How the Tatooine planets survive with two suns.

It is difficult for an exoplanet to settle in a neighborhood built around two stars rather than one star. But astronomers have located many of these extraterrestrial worlds, sometimes called "Tatooine's".

In new research, scientists tackle how a planet might survive orbiting one star in a pair with a companion star located about as far away as Uranus is from the sun. That combination forms a particularly chaotic environment, one in which it's difficult for globs of material to stick together well enough to build up planets, as astronomers' primary idea of planet formation goes.

"This theory makes sense for planetary systems formed around a single star, but planet formation in binary systems is more complicated, because the companion star acts like a giant eggbeater, dynamically exciting the protoplanetary disc," study co-author Roman Rafikov, an astrophysicist at the University of Cambridge in the U.K., said in a statement.

According to the scientists, having a second star on the image increases the speed at which material globes collide, preventing them from sticking together.

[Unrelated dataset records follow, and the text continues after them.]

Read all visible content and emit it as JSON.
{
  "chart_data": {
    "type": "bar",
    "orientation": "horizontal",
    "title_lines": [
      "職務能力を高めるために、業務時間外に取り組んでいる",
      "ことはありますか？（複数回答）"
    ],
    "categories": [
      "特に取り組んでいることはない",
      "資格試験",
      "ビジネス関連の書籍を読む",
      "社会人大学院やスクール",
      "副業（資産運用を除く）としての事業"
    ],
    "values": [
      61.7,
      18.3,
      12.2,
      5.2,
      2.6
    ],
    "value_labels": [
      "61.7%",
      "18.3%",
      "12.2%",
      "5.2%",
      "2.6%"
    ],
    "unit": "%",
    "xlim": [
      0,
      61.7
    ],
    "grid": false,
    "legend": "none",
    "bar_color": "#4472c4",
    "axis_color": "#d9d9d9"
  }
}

"But because of the gravitational 'eggbeater' effect of the companion star in a binary system, the solid particles there collide with each other at a much higher velocity," Kedron Silsbee, a physicist at the Max Planck Institute for Extraterrestrial Physics in Germany, said in the same statement. "So when they collide, they tear each other apart."

The particular arrangement of stars and planet — two stars separated by about 20 times the distance between the sun and the Earth, with a planet orbiting one of them — the scientists analyzed wasn't chosen randomly: Rafikov and his colleagues were inspired by the nearest system to our own, called Alpha Centauri. But there's no way of going back in time to Alpha Centauri himself, so scientists turned to simulations.

These simulations resulted in scenarios where a planet was able to coexist with a pair of stars. In particular, for a planet to develop successfully in this model, the scientists discovered that the system had to start with a fairly uniform disk of rubble surrounding the stars. This disc also needed to be quite circular and the pieces of the planet, also known as planetesimals, must start at approximately 6 miles (10 kilometers) wide or more.

These combined factors slow down the interactions between pieces of a potential planet sufficient for a matter to construct itself in foreign words, scientists believe. The research could support what scientists call the flow instability model of planetesimals, which group pieces of pebbles and blocks of material surrounded by gas into larger planetesimals.

According to the statement, the scientists hope that this research can serve as a stepping stone to understanding the still-more-complicated "Tatooine" worlds, where an exoplanet orbits both the stars that make up a binary system.

The search is described in an article accepted for publication by the journal Astronomy & Astrophysics, a version of which was published on the pre-printed server arXiv.org on 23 July.